Official Repo for Ground-aware Monocular 3D Object Detection for Autonomous Driving / YOLOStereo3D: A Step Back to 2D for Efficient Stereo 3D Detection
https://owen-liuyuxuan.github.io/papers_reading_sharing.github.io/3dDetection/GroundAwareConvultion/
Apache License 2.0
361 stars 76 forks source link

Training on custom dataset with shifted camera angle #69

Closed kevinstoesser closed 1 year ago

kevinstoesser commented 1 year ago

Hello,

first of all thank you very much for your work and this repository! I am currently trying to adapt your algorithm to a new custom dataset. This dataset also contains stereo images that are rectified with a good stereo calibration. The main difference with KITTI is that both of our cameras are tilted at a 20° angle to the ground. This rotation is included in the intrinsic parameters of our calibration files.

The problem is that with an experiment and a configuration that should result in overfitting, there is no good overfitting of the data. After training and saturating the losses, the 2D bounding boxes fit quite well (even though they are slightly larger than the gt_labels). The 3D bounding boxes also fit quite well, but deviate in the x-z-plane.

I guess KITTI's anchor box priors don't fit, since our data was taken with that camera shifted. I also disabled disparity loss during training to rule out an error.

Do you have any idea how to fix this problem? I noticed that the anchor priors include some parameters like sizes and scales. How do these affect the anchor priors? When I try to calculate anchor priors for our data, all anchor boxes are filtered out.

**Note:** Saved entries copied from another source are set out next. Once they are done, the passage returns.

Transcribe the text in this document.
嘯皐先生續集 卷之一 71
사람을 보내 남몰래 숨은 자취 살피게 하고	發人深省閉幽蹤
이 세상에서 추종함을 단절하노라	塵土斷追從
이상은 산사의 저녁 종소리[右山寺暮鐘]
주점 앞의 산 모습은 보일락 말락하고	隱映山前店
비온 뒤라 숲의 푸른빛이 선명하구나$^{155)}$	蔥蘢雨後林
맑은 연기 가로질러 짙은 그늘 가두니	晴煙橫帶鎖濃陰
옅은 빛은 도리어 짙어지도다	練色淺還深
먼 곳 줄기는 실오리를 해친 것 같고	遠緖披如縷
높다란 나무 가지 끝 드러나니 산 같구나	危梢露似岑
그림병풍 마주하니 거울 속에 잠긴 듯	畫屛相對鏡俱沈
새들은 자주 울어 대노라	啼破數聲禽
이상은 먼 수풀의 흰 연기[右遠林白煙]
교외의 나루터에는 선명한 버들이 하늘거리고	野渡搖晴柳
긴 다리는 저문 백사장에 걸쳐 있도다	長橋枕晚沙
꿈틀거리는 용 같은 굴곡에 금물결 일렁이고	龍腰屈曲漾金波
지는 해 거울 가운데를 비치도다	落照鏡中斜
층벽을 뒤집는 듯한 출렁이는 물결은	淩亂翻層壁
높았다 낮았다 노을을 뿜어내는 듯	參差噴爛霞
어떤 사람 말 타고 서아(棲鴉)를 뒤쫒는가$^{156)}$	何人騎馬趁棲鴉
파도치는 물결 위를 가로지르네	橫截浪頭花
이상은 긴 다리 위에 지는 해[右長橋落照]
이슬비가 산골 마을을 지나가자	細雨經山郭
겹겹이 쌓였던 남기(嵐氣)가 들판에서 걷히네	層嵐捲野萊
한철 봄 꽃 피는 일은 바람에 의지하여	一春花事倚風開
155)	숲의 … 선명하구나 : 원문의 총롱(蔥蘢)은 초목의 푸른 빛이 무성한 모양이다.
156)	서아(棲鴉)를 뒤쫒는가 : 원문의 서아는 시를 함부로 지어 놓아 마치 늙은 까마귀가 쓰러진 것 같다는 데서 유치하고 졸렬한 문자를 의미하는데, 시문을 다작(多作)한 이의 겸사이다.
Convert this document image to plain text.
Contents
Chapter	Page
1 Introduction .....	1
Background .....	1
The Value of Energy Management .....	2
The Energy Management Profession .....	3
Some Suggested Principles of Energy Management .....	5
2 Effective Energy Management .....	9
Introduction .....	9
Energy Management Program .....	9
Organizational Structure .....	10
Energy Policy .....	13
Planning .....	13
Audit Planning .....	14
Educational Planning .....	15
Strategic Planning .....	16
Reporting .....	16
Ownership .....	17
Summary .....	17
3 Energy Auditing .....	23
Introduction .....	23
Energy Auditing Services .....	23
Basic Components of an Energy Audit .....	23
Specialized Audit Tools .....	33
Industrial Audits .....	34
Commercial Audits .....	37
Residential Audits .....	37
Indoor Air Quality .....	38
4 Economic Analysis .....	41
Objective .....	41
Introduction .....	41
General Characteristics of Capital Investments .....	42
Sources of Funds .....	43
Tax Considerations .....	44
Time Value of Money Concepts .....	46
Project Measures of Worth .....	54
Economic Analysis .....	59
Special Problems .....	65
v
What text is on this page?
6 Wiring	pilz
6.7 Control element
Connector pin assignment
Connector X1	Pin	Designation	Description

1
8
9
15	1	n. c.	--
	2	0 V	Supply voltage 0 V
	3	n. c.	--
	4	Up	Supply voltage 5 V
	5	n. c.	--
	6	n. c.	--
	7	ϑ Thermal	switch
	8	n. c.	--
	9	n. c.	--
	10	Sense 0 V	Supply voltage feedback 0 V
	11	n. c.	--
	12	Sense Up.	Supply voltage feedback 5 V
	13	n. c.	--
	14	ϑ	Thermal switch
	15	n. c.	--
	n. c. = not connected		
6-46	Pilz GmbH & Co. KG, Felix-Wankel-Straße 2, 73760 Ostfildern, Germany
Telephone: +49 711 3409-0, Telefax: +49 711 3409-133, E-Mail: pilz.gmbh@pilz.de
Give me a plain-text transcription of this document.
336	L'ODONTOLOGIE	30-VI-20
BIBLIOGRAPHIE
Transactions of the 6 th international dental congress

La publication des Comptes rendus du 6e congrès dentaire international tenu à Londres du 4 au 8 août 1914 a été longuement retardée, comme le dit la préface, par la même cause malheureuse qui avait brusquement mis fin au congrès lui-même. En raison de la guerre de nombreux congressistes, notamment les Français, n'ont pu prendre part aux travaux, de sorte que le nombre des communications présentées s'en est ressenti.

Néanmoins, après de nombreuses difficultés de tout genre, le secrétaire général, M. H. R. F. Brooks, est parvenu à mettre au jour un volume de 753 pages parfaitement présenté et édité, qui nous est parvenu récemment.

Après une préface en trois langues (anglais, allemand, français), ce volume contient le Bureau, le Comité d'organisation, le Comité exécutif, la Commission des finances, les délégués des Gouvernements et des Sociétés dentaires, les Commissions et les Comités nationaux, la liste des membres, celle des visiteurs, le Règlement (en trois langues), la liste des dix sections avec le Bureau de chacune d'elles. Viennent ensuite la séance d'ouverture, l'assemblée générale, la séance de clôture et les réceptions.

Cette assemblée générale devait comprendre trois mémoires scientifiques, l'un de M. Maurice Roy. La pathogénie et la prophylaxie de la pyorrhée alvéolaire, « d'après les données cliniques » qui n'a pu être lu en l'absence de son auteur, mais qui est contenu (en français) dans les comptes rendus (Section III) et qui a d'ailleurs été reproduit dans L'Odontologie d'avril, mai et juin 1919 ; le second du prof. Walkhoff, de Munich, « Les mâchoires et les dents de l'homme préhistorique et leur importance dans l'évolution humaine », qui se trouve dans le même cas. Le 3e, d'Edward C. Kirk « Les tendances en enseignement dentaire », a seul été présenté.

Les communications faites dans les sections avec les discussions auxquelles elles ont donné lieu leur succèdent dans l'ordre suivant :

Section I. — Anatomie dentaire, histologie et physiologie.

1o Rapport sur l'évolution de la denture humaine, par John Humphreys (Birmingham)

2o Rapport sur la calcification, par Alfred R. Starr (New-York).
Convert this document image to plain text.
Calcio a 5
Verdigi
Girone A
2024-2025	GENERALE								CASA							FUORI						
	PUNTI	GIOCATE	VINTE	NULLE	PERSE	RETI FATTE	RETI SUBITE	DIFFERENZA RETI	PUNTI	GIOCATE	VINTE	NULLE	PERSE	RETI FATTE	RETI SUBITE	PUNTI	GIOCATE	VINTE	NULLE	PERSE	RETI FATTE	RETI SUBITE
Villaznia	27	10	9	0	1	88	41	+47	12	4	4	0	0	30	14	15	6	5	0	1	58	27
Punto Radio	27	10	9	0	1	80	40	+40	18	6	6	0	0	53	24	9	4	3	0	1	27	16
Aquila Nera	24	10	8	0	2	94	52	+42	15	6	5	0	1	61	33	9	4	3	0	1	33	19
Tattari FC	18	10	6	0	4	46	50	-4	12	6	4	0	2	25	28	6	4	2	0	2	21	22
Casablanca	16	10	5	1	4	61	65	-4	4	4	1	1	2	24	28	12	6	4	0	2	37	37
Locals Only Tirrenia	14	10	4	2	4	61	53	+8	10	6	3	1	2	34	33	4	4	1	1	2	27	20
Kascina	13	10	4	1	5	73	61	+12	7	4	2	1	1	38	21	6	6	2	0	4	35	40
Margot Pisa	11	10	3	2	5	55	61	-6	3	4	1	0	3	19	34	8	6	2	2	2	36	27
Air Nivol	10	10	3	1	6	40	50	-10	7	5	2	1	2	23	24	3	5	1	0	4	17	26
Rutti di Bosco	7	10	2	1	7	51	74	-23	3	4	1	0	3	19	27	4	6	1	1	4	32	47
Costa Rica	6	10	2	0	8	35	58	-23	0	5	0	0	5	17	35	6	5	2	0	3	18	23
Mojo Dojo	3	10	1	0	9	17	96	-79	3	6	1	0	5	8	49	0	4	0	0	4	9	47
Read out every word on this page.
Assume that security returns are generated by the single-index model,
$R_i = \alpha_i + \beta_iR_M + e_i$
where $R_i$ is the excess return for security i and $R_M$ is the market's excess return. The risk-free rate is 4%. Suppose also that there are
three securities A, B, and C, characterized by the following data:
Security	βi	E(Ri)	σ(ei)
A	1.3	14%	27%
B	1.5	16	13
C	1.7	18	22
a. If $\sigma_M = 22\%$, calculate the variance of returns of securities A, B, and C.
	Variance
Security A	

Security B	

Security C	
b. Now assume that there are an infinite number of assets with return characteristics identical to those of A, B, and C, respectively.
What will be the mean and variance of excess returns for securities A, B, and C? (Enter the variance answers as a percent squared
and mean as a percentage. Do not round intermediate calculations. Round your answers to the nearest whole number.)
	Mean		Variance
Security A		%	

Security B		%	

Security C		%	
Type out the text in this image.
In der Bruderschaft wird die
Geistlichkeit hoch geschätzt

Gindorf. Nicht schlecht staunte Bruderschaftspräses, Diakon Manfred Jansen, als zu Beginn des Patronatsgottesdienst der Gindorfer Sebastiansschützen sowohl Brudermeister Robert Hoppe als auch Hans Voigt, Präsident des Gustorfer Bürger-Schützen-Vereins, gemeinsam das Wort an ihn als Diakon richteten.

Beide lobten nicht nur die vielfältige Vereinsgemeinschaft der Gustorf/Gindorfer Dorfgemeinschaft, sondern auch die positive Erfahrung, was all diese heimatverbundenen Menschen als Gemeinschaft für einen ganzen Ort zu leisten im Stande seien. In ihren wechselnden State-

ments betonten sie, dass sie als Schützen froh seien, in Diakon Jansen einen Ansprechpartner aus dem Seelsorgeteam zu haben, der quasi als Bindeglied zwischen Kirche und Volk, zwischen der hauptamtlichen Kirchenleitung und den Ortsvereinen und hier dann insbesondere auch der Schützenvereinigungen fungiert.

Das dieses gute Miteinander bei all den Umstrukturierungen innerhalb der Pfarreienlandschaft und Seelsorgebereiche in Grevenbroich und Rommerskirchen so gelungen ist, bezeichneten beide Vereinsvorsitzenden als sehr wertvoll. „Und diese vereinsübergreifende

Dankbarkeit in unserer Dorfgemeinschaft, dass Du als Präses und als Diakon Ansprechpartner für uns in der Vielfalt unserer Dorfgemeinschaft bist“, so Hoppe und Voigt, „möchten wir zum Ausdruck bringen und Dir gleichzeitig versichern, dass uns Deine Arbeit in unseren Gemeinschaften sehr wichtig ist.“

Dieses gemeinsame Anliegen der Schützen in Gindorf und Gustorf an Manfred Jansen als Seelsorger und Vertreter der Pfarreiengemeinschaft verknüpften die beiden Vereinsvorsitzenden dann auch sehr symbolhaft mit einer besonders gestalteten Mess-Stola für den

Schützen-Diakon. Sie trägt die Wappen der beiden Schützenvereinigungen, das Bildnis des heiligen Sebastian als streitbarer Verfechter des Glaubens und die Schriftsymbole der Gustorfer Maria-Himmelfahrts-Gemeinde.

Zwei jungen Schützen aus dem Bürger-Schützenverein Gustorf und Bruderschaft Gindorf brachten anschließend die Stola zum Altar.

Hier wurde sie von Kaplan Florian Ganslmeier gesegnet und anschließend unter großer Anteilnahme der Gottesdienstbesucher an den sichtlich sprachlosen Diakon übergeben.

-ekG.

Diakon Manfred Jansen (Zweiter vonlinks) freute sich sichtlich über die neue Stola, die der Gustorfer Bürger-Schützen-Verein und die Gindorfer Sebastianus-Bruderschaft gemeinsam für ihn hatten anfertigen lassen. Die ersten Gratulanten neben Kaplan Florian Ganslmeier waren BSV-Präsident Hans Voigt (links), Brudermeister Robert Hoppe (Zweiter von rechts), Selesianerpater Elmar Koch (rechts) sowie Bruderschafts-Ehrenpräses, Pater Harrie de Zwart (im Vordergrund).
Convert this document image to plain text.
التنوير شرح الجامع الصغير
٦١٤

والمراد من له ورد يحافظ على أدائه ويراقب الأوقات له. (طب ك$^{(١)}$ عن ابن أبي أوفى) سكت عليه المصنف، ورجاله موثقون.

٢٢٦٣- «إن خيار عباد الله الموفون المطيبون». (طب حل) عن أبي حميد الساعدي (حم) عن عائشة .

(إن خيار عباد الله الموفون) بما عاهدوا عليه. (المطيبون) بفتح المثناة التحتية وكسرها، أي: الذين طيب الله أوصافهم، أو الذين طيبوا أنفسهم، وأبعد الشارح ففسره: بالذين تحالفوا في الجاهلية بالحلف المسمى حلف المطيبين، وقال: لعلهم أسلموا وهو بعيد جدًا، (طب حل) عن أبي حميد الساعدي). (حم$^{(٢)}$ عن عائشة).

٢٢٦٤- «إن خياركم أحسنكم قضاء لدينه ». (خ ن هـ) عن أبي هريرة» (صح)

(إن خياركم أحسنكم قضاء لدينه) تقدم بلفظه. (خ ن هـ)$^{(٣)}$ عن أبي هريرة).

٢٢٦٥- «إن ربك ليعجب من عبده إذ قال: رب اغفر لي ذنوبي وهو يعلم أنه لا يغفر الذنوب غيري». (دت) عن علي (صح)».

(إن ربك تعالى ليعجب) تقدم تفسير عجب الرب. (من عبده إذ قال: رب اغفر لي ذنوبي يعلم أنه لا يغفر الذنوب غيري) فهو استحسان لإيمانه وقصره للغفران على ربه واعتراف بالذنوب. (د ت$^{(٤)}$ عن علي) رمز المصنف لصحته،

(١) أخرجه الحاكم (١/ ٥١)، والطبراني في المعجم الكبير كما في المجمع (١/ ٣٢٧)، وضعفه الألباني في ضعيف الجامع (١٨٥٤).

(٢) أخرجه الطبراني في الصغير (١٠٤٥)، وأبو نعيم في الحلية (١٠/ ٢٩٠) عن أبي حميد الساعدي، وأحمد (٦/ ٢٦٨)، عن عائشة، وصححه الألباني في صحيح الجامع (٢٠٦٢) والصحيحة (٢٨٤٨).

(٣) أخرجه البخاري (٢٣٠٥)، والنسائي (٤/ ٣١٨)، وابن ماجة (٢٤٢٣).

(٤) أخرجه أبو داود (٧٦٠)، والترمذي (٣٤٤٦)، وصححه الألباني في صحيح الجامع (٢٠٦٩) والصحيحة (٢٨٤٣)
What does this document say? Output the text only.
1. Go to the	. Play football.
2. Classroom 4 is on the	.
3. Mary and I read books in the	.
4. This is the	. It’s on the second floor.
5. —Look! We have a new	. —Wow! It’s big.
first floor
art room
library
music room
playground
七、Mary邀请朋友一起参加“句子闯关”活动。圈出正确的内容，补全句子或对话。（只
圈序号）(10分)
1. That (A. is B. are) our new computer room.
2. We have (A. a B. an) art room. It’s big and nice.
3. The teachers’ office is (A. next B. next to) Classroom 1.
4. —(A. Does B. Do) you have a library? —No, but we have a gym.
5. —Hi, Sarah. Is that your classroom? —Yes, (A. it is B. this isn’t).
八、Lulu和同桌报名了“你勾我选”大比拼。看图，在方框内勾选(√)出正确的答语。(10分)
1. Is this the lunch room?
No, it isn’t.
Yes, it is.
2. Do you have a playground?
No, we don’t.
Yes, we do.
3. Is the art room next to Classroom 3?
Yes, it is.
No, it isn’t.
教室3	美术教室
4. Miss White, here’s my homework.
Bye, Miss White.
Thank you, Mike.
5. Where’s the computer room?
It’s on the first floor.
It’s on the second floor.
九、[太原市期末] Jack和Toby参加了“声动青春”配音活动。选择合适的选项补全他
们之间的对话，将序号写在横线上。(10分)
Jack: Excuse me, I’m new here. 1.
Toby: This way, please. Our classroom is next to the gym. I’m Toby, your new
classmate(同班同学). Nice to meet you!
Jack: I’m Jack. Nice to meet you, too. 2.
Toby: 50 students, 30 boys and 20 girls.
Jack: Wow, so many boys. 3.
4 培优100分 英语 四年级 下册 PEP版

Thank you in advance, Kevin

kevinstoesser commented 1 year ago

For those who also have this problem: I transformed the gt labels to the "kitti" coordinate system and added the conversion of the coordinates to BackProjection(nn.Module). To comment on wether YOLOStereo3D works on different stereo setups: yes it does quite well with a little shift in the depth caused by a different baseline.